1 (15.25 oz) box Devil’s Food Chocolate Cake Mix, plus ingredients listed on the box

1 (14 oz) can sweetened condensed milk

12 oz semi-sweet chocolate chips

1/3 cup heavy cream

For the Marshmallow Whipped Cream:

 

1 ½ cups heavy cream

1/3 cup powdered sugar

1 teaspoon vanilla extract

7 oz (about 2 cups) marshmallow fluff

For the Chocolate Ganache Swirls:

 

½ cup chocolate chips

3 Tablespoons heavy cream

 

INSTRUCTIONS:

 

Bake the Cake:

Preheat your oven and prepare the cake mix according to the package instructions. Bake in a 9×13-inch cake pan.

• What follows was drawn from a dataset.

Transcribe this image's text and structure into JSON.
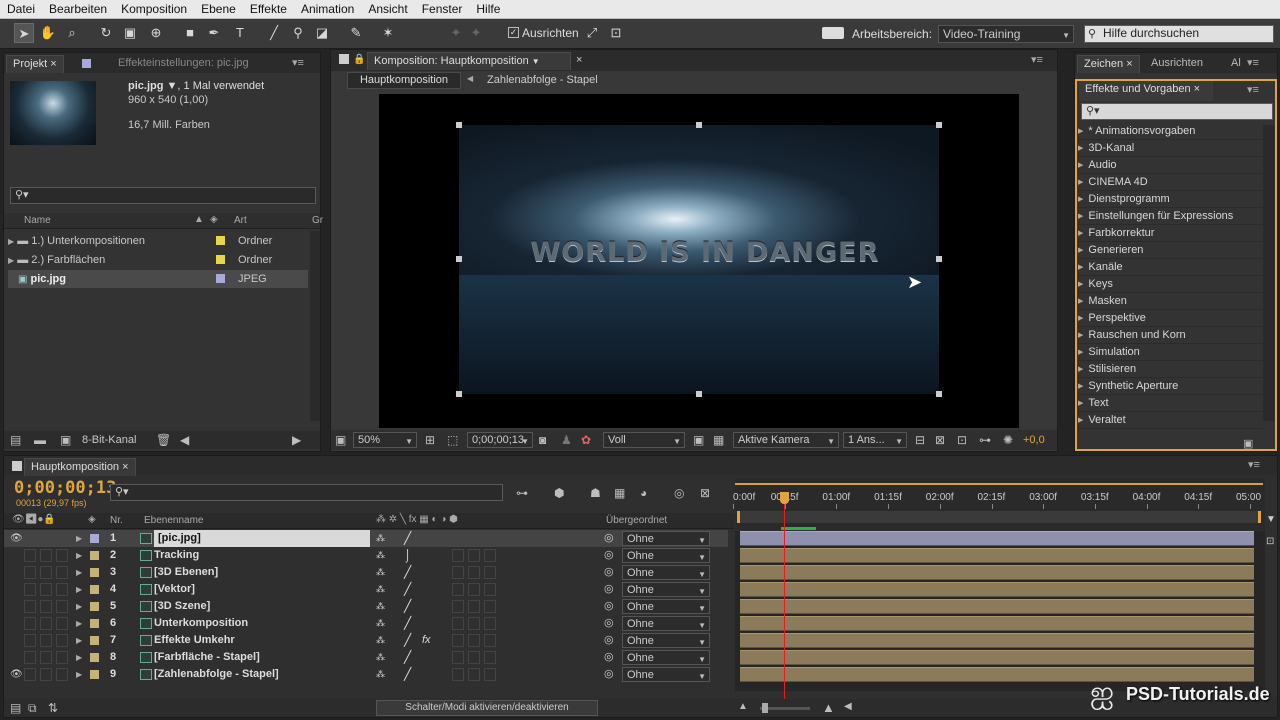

While the cake is still warm, use the handle of a wooden spoon to poke holes all over the cake. Set aside to cool slightly.

Prepare the Filling:

In a microwave-safe bowl, combine the sweetened condensed milk, 12 oz chocolate chips, and 1/3 cup heavy cream.

Microwave for 30 seconds to 1 minute, stirring until the mixture is smooth. If necessary, microwave more to melt the chocolate completely.

The mixture should be pourable but not too runny. Adjust the consistency if needed by reheating or letting it cool slightly.

Transfer the chocolate mixture to a measuring jug and pour it into the holes of the cake. Spread any remaining chocolate on top.

Allow the cake to cool for about an hour, then refrigerate until completely cooled.

Make the Marshmallow Whipped Cream:

In a large bowl, whip the heavy cream until it begins to thicken.

Add powdered sugar and vanilla, and continue whipping until stiff peaks form.

Gradually mix in the marshmallow fluff until well combined.

Spread the marshmallow whipped cream over the cooled cake.

Prepare the Chocolate Ganache Swirls:

Melt ½ cup chocolate chips with 3 Tablespoons heavy cream until smooth.

Transfer the ganache to a zip-lock bag, cut off the corner, and pipe swirls over the marshmallow topping.

Use a toothpick or skewer to create a marbleized pattern.

Serve:

Slice and enjoy your delicious Marshmallow Chocolate Poke Cake!